According to the Health & Safety Executive’s (HSE) 2017 statistics, construction was the second highest industry for workplace injury. With 64,000 non-fatal injuries to construction workers each year, proactive rehabilitation and early intervention can support workers returning to work promptly and minimise claims costs.
Construction reducing absence
The HSE reported that 5.5 million work days, cross sector, were estimated to be lost in 2017. To reduce this figure, rehabilitation is critical to put employees on the path to swift recovery for all injury types, even traumatic brain injuries.

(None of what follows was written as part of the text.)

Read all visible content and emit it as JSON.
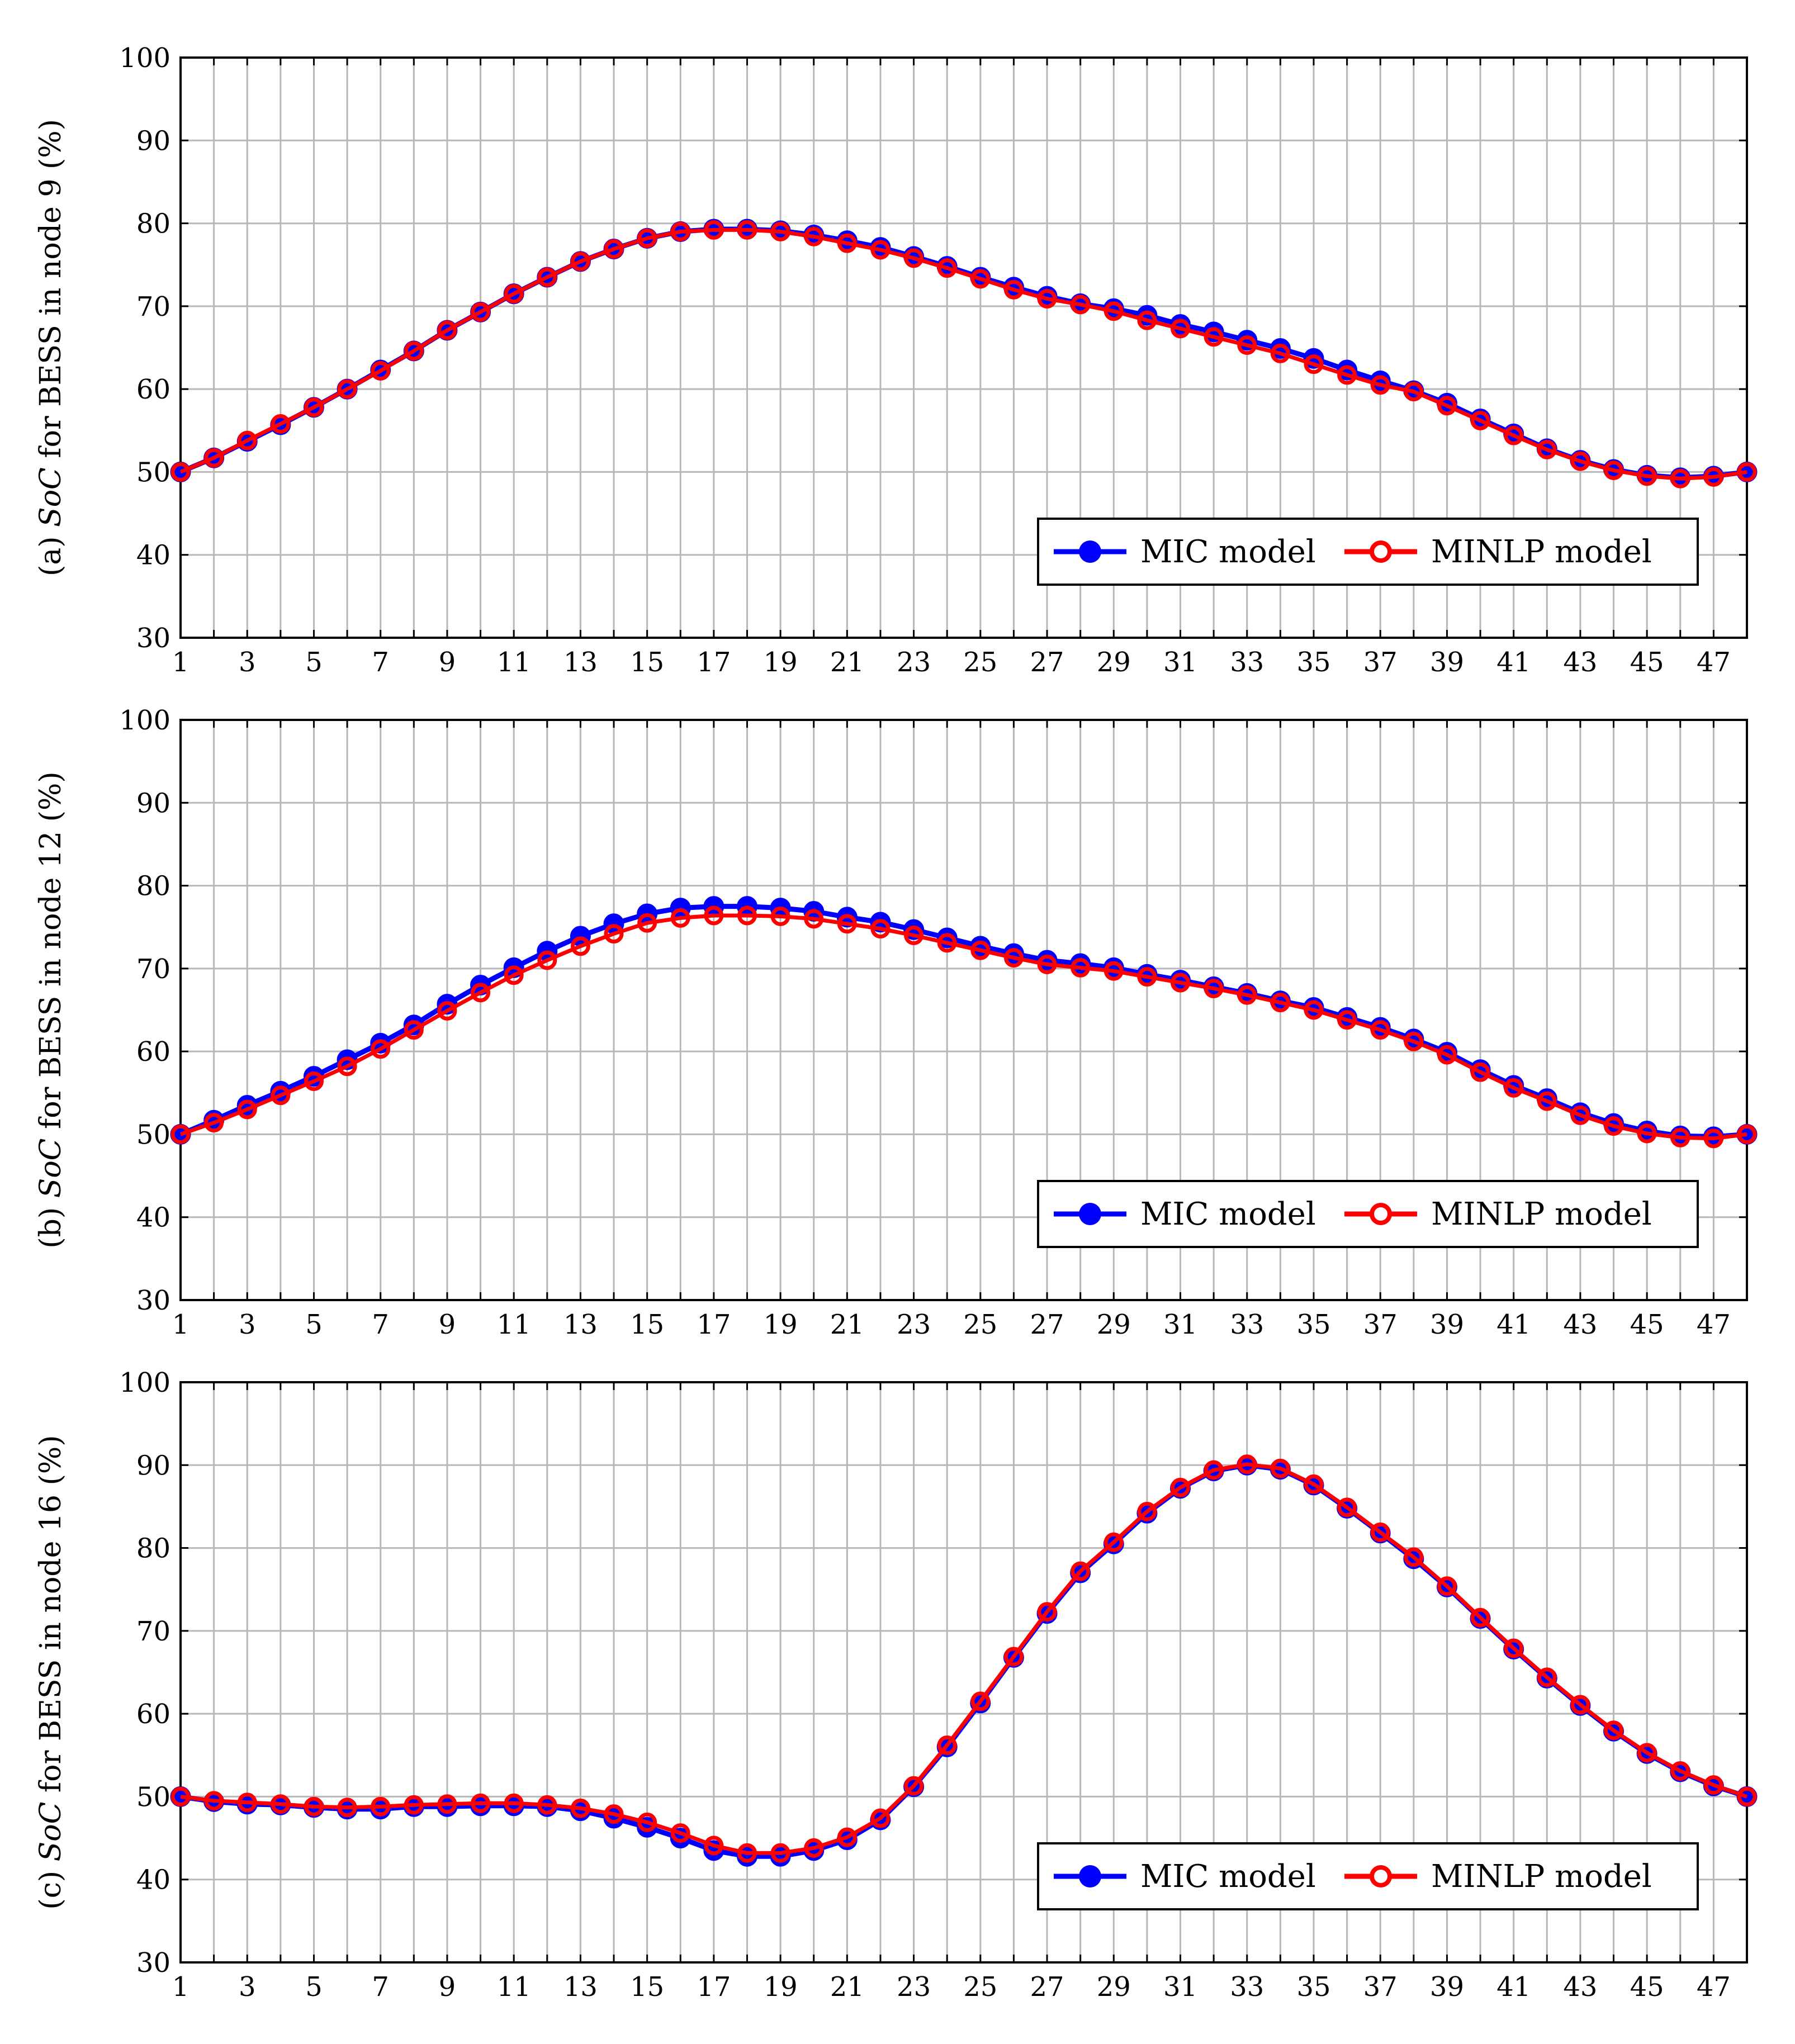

Construction has many dangers that could result in a head trauma. With multiple trades and contractors often working alongside, risks can be complex. HSE found that 29% of injuries are as a result of a slip, trip or fall, 10% from being struck by an object, and 7% a fall from a height – all which, in a construction site, can heighten the severity of the injury.
The knock-on effect for the employer, from covering time off work and potential large loss claims, is determined by the injury and the length of recovery. With a brain injury, this depends on which part of the brain was damaged, the severity of that trauma, and the type of injury sustained.
Explaining brain injuries
The brain is the body’s most complex organ and effects of an injury depend on the type, location and severity of the injury. Suffering a trauma to the head by an outside force, known as a traumatic brain injury, can have wide-ranging consequences from minor and temporary issues, to severe and life changing effects.
There are three categories of brain injuries:
Closed, which means there is no visible break of the skin and this is the most common. It occurs when the head is rocked or rotated causing billions of nerve fibres in the brain to be twisted, stretched or torn.
Open or penetrating injury, which is when the skull is opened, so the brain is exposed and damaged. This is less common and is usually due to a collision with a sharp object.
Crushing injury is when the head is caught between two hard objects and tends to damage the base of the skull and the nerves of the brain stem, rather than the actual brain.
Further complications can add to the severity of the brain injury in the minutes and hours after the injury occurred. Being starved of oxygen, or additional bleeding, bruising or swelling, can all increase the effects of the initial injury.
If a traumatic brain injury occurs, having an understanding of the types injuries and contributing factors, can help construction firms effectively manage the rehabilitation of employees. This proactive support can minimise the risk of long-term absence, significant claims, and improve safety systems.